Todman, Kyle. February 2001. C.

This case involved an antiques dealer who suspected his partner of ripping him off. It took Cruikshank a month to nail the swindler.

I pulled file after file. The stories had a sad sameness to them. Cheating spouses. Missing parents. Runaway teens. Few had happy endings. What is it they say? If you acknowledge your suspicion, it's probably true.

I looked at the clock. Six fifteen. I wondered what Pete was doing.

I wondered what Ryan was doing.

I checked my cell. No messages. The battery was fine.

Of course it was.

Back to the files.

Ethridge, Parker. March 2002.

This was one of the fattest jackets in the carton.

Parker Ethridge, age fifty-eight, lived by himself. In March 2002 Parker's son went to collect him for a long-planned fishing trip. Ethridge wasn't home and was never seen again. Cruikshank spent over a year investigating, but to no avail. Ethridge junior fired him in May 2003.

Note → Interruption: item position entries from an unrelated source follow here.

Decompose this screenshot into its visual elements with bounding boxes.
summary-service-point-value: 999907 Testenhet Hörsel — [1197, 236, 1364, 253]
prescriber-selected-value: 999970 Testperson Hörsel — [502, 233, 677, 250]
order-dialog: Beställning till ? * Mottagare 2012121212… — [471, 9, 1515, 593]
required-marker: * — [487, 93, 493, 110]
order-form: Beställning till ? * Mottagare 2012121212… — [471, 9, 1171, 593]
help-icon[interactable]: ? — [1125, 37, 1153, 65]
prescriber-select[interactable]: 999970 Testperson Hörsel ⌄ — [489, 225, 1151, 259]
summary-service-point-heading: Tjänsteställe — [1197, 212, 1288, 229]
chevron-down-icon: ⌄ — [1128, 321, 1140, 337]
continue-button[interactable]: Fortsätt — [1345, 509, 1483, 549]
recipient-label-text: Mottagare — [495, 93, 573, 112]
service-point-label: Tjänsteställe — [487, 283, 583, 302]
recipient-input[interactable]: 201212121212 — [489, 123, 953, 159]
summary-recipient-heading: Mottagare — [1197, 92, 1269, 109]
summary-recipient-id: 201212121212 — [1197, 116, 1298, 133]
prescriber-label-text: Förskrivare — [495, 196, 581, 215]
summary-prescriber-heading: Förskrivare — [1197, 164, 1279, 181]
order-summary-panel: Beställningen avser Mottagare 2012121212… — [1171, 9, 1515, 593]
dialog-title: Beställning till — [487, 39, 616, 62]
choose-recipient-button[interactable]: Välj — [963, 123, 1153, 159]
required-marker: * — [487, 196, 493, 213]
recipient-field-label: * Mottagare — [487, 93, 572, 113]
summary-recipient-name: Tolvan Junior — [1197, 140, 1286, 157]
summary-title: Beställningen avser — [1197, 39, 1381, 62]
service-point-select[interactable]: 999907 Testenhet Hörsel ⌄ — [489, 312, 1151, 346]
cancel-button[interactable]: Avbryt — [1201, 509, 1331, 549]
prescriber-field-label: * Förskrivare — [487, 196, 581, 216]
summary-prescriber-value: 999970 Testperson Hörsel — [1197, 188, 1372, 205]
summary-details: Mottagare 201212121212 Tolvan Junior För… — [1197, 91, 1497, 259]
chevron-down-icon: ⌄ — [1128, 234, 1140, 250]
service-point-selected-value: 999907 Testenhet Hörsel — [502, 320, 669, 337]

Franklin , Georgia . March 2004. C.

In November 2003, a nineteen-year-old coed disappeared from her dorm at the College of Charleston. Four months later, dissatisfied with police progress, Georgia 's parents hired Cruikshank to find their daughter. He did. Living with a Buddhist jewelry maker in Asheville, North Carolina.

Poe, Harmon. April 2004. Unemployed male. Last seen at the Ralph H. Johnson VA Medical Center. Reported missing by a friend.